I have been ungenerous. For some months now I’ve been espousing and writing about how the entire world of wine can be easily understood if you followed two things:
- Know what you want
- Know what to look for
On the surface of it, that doesn’t seem like bad advice. But more and more I’ve become aware of the fact that, in life, no one really knows what they want. And if they don’t know what they want, how do they know what to look for?
On the restaurant floor, I do my best to guide our guests, ask probing questions and make a few suggestions. More often than not they select one of my option, however in a small number of cases I am politely thanked and asked to give them a few more minutes to decide.
This is hardly a big problem, but to me it speaks of an underlying issue that goes deeper that mere lack of knowledge – there is also fear, not wanting to make a bad decision and feel that you have thrown away good money only to get a wine that you might not like.
I experienced the same thing recently when I went to get a haircut. After a couple of months, I decided it was time for a change, so I decided to shop around and visit more than one hairdresser.
The first one I checked out was not very helpful. They asked me what I was after, and I think I mumbled something about wanting to look “sharp” and “cool”. They hemmed and hawed, throwing out some vague advice before finally suggesting I look for pictures on Google for things I might like.
I exited the first venue, feeling sheepish. Maybe I was destined to live with long hair and resigned myself to buying a tub of gel to handle the coming growth.
Thankfully, the second hairdresser was much more helpful. They had on hand some pictures and pointed out a few, remarking that while my hair was still short now, she could perform a clean cut today, and the rest would grow out in a month or two. Newly encouraged, I sat down with them and got it done.

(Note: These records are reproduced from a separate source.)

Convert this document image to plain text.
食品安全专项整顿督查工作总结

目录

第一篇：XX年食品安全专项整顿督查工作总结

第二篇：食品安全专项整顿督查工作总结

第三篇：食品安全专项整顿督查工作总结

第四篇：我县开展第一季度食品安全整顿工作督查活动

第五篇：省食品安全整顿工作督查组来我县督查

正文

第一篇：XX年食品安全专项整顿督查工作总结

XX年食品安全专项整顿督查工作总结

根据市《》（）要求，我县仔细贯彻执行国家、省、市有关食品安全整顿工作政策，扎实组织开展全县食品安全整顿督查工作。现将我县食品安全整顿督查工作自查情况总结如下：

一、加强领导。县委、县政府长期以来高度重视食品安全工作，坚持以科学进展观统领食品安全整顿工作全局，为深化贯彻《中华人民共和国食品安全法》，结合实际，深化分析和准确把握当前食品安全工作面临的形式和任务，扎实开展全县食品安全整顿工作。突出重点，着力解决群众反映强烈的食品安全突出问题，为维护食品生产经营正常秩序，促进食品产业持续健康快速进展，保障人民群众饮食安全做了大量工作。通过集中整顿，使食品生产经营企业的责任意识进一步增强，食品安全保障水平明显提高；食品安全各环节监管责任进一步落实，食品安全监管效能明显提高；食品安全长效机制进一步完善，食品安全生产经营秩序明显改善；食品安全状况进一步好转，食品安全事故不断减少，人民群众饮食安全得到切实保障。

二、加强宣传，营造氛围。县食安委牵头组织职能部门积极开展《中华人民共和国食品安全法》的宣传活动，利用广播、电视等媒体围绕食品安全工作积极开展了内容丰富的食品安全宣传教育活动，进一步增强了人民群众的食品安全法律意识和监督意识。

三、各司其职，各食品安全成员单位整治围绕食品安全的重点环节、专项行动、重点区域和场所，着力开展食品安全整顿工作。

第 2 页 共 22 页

What was the difference between the first and second hairdresser? I didn’t know what I want in both cases, however, the second was much more informative and confident in their advice, and because of that I was more prepared to take the leap and have my hair cut with them.
Drink, And Be Content
So how does this relate back to wine? As I’ve said before, I had been ungenerous in suggesting that all you needed to do was “know what you want“. That’s the equivalent of a doctor telling you to “just go to medical school” or your girlfriend to “just get it”.
While I still stand by the above advice, I want to add a complement – take a leap of faith.

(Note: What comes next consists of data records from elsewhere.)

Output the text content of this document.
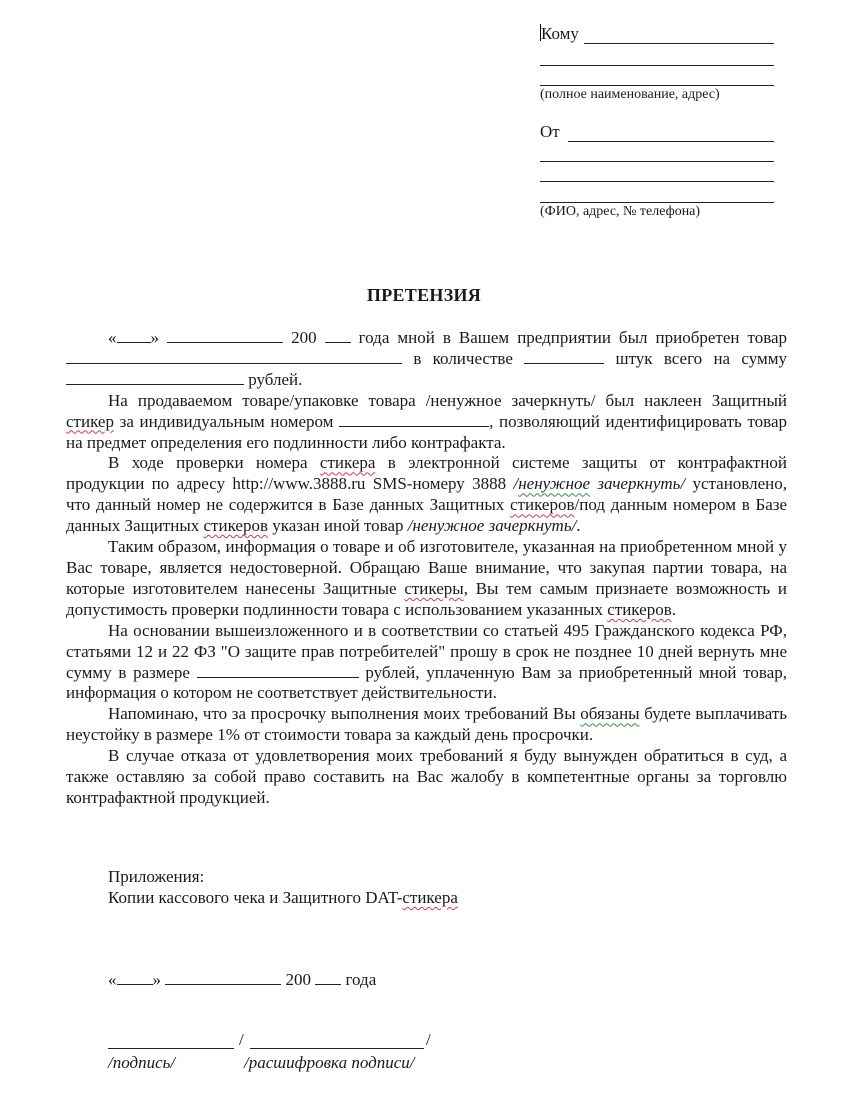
Кому
(полное наименование, адрес)
От
(ФИО, адрес, № телефона)
ПРЕТЕНЗИЯ

« »	200 года мной в Вашем предприятии был приобретен товар  в количестве	штук всего на сумму  рублей.

На продаваемом товаре/упаковке товара /ненужное зачеркнуть/ был наклеен Защитный стикер за индивидуальным номером	, позволяющий идентифицировать товар на предмет определения его подлинности либо контрафакта.

В ходе проверки номера стикера в электронной системе защиты от контрафактной продукции по адресу http://www.3888.ru SMS-номеру 3888 /ненужное зачеркнуть/ установлено, что данный номер не содержится в Базе данных Защитных стикеров/под данным номером в Базе данных Защитных стикеров указан иной товар /ненужное зачеркнуть/.

Таким образом, информация о товаре и об изготовителе, указанная на приобретенном мной у Вас товаре, является недостоверной. Обращаю Ваше внимание, что закупая партии товара, на которые изготовителем нанесены Защитные стикеры, Вы тем самым признаете возможность и допустимость проверки подлинности товара с использованием указанных стикеров.

На основании вышеизложенного и в соответствии со статьей 495 Гражданского кодекса РФ, статьями 12 и 22 ФЗ "О защите прав потребителей" прошу в срок не позднее 10 дней вернуть мне сумму в размере	рублей, уплаченную Вам за приобретенный мной товар, информация о котором не соответствует действительности.

Напоминаю, что за просрочку выполнения моих требований Вы обязаны будете выплачивать неустойку в размере 1% от стоимости товара за каждый день просрочки.

В случае отказа от удовлетворения моих требований я буду вынужден обратиться в суд, а также оставляю за собой право составить на Вас жалобу в компетентные органы за торговлю контрафактной продукцией.

Приложения:
Копии кассового чека и Защитного DAT-стикера
« »	200 года
/	/
/подпись/	/расшифровка подписи/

If I didn’t like my haircut? No problem, it’ll grow back in a few months. Don’t like a wine? Just don’t order it again and get a new one.
If you are stuck choosing a wine, pick the one that you feel will expand your knowledge and experience more.
Once your knowledge has progressed past a certain point, you can begin to stick with the “safe bets”. However by this time you will really have gotten to the point where you “know what you want”.
The only mistake, really, is indecision. Instead of tapping your chin and tilting your head, just make a decision and stick with it.
Worst case scenario, you pick a wine that you absolutely detest, you take note of its name and varietal, and you will become more cautious in the future.
Best case scenario, you find a wine that completely captures your attention and you resolve to buy and hoard a few cases for personal enjoyment. You take note of its characteristics and search for more just like it.
Experiment. If you don’t decide, you will never know.